Doing cofactor expansion, we see that $\det(T) = -1$. Since the determinant is the product of the eigenvalues, we must have at least one negative eigenvalue! (This is what @Cameron Williams was referring to.)

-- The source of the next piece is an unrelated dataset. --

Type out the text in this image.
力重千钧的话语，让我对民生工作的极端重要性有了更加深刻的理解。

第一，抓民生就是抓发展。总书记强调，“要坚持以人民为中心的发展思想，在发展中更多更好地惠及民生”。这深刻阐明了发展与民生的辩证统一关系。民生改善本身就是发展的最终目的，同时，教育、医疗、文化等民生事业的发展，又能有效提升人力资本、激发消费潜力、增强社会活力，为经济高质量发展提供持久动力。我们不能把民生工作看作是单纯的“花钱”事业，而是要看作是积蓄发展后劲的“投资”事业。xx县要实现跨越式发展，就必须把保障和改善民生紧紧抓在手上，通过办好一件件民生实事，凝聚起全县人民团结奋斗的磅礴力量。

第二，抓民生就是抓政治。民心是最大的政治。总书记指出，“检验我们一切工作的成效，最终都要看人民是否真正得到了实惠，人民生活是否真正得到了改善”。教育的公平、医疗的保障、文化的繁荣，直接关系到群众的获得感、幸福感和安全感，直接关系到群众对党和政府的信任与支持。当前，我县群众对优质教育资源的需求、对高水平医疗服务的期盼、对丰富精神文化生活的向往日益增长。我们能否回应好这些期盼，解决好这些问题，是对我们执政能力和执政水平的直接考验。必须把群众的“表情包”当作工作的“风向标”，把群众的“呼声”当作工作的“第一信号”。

Since the middle two columns of the matrix of $T$ agree with the identity matrix, we see that $$ \begin{bmatrix} 0 & 0 & 0 & 1 \\ 0 & 1 & 0 & 0 \\ 0 & 0 & 1 & 0 \\ 1 & 0 & 0 & 0 \end{bmatrix} \begin{bmatrix} 0 \\ 1 \\ 0 \\ 0 \end{bmatrix} = \begin{bmatrix} 0 \\ 1 \\ 0 \\ 0 \end{bmatrix} \qquad\mbox{and}\qquad \begin{bmatrix} 0 & 0 & 0 & 1 \\ 0 & 1 & 0 & 0 \\ 0 & 0 & 1 & 0 \\ 1 & 0 & 0 & 0 \end{bmatrix} \begin{bmatrix} 0 \\ 0 \\ 1 \\ 0 \end{bmatrix} = \begin{bmatrix} 0 \\ 0 \\ 1 \\ 0 \end{bmatrix}. $$

If we try multiplying $T$ by $\begin{bmatrix} 1 & 0 & 0 & 0 \end{bmatrix}^T$ and $\begin{bmatrix} 0 & 0 & 0 & 1 \end{bmatrix}^T$, the result is the other vector; by adding, we get $$ \begin{bmatrix} 0 & 0 & 0 & 1 \\ 0 & 1 & 0 & 0 \\ 0 & 0 & 1 & 0 \\ 1 & 0 & 0 & 0 \end{bmatrix} \begin{bmatrix} 1 \\ 0 \\ 0 \\ 1 \end{bmatrix} = \begin{bmatrix} 1 \\ 0 \\ 0 \\ 1 \end{bmatrix}. $$ Knowing that we have a negative eigenvalue to find, the next reasonable suspect works: $$ \begin{bmatrix} 0 & 0 & 0 & 1 \\ 0 & 1 & 0 & 0 \\ 0 & 0 & 1 & 0 \\ 1 & 0 & 0 & 0 \end{bmatrix} \begin{bmatrix} -1 \\ 0 \\ 0 \\ 1 \end{bmatrix} = \begin{bmatrix} 1 \\ 0 \\ 0 \\ -1 \end{bmatrix} = - \begin{bmatrix} -1 \\ 0 \\ 0 \\ 1 \end{bmatrix} $$ gives us our last eigenvalue of $-1$.

The ordered basis of $V$ we want is then $(e_2, e_3, e_1+e_4, e_1-e_4)$ (or any permutation of it).